My ultrasound is two weeks from today. Don't get too excited, now. This isn't an ultrasound where I'm finding out if it's a boy or a girl. This is actually much less frightening than the idea of being pregnant at forty. No, in fourteen days, I get to find out if the tumor in my neck is growing.
I am the reigning Queen in the Land of Hypochondria. I have ruled this land since childhood. It is a dark, scary place where every leg twitch is surely a blood clot, and every twinge of pain in the head is most certainly a brain tumor. I am hyper aware of every sensation in my body, and it is completely exhausting. The ironic part of my hypochondria is that when it is found that I truly have an affliction of sorts, I am usually calm about it. I guess because I have imagined the worst scenario possible and, upon hearing that it isn't so bad, I'm relieved.

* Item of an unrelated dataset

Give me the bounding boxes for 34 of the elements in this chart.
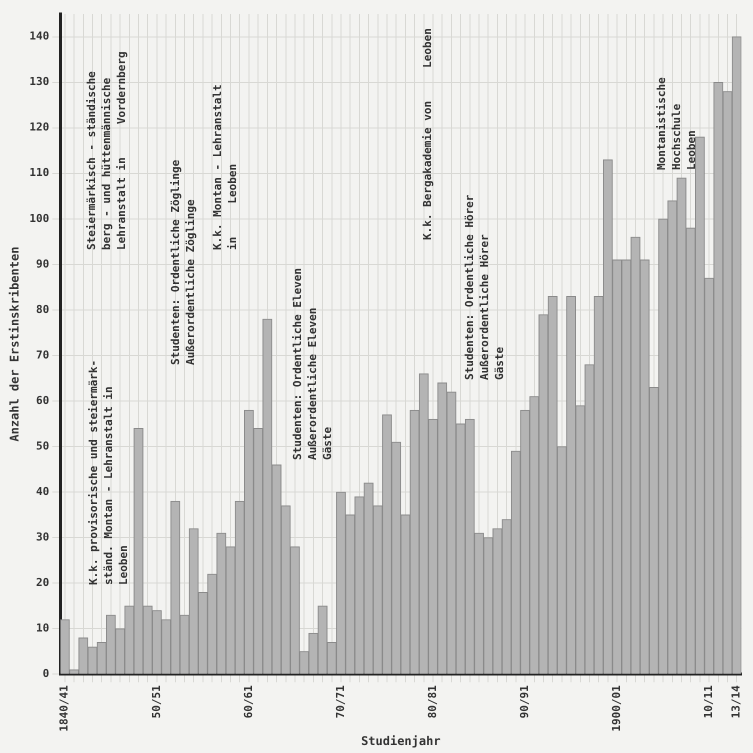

I have been down this road before. Seven years ago, the first tumor was found. The doctor wanted to determine if it was cancerous before deciding to operate, so that meant a biopsy, a needle going into the front of my neck to remove cells from the tumor. The doctor tells me, "OK, now when the needle goes in, whatever you do, don't swallow". Now, when someone tells you not to swallow, what is the first thing you desperately need to do? Swallow, of course. The doctor then proceeded to take ten samples from the tumor. TEN SAMPLES! Ten times that needle was introduced to the tumor, and ten times I managed to refrain from swallowing. I was paralyzed with fear, so it was easy for me.
The results were inconclusive, so under the knife I went. When they opened my neck, they found it was more involved than first realized, with the tumor being wrapped around my vocal chords. I was really sorry that this didn't result in a new, sexy, Demi Moore kind of voice. But no, I was simply left with a delicate scar running across the base of my neck. Lucky for me, the tumor was benign.
So here I go again. If the tumor has grown, they are coming after me with the needles again. If not, it buys me a little more time. They can't guarantee that this tumor is benign like the first one. I have to admit that the idea of having cancer does scare me a bit, but I'm looking on the bright side. I hate my hair any way, so if I lose it, maybe it will come back thick and luxurious. And who among us wouldn't enjoy a little paid time away from work? Maybe some doctor-ordered rest and relaxation would do me good. Plus, I hear chemo works wonders when it comes to weight loss.
What bothers me most is that I am the only person in my family that exercises, eats well, and maintains a body weight that would make an insurance salesman weep with pride. I actually possess the power to go into a seafood restaurant in Calabash, NC and not eat a hush puppy when presented with the opportunity. Amazing, I know. So how did I get stuck with all the diseases?
This may cause me to re-think my lifestyle. After all is said and done, I might just find myself bellying up to the bar with a cigarette dangling from my mouth, a swill beer in one hand, and a greasy cheeseburger in the other, for I have been misled. Apparently when used outside the boundaries of accepted moderation, these vices offer the user a powerful disease-fighting capability. One that yoga, grilled chicken and salad simply can't touch.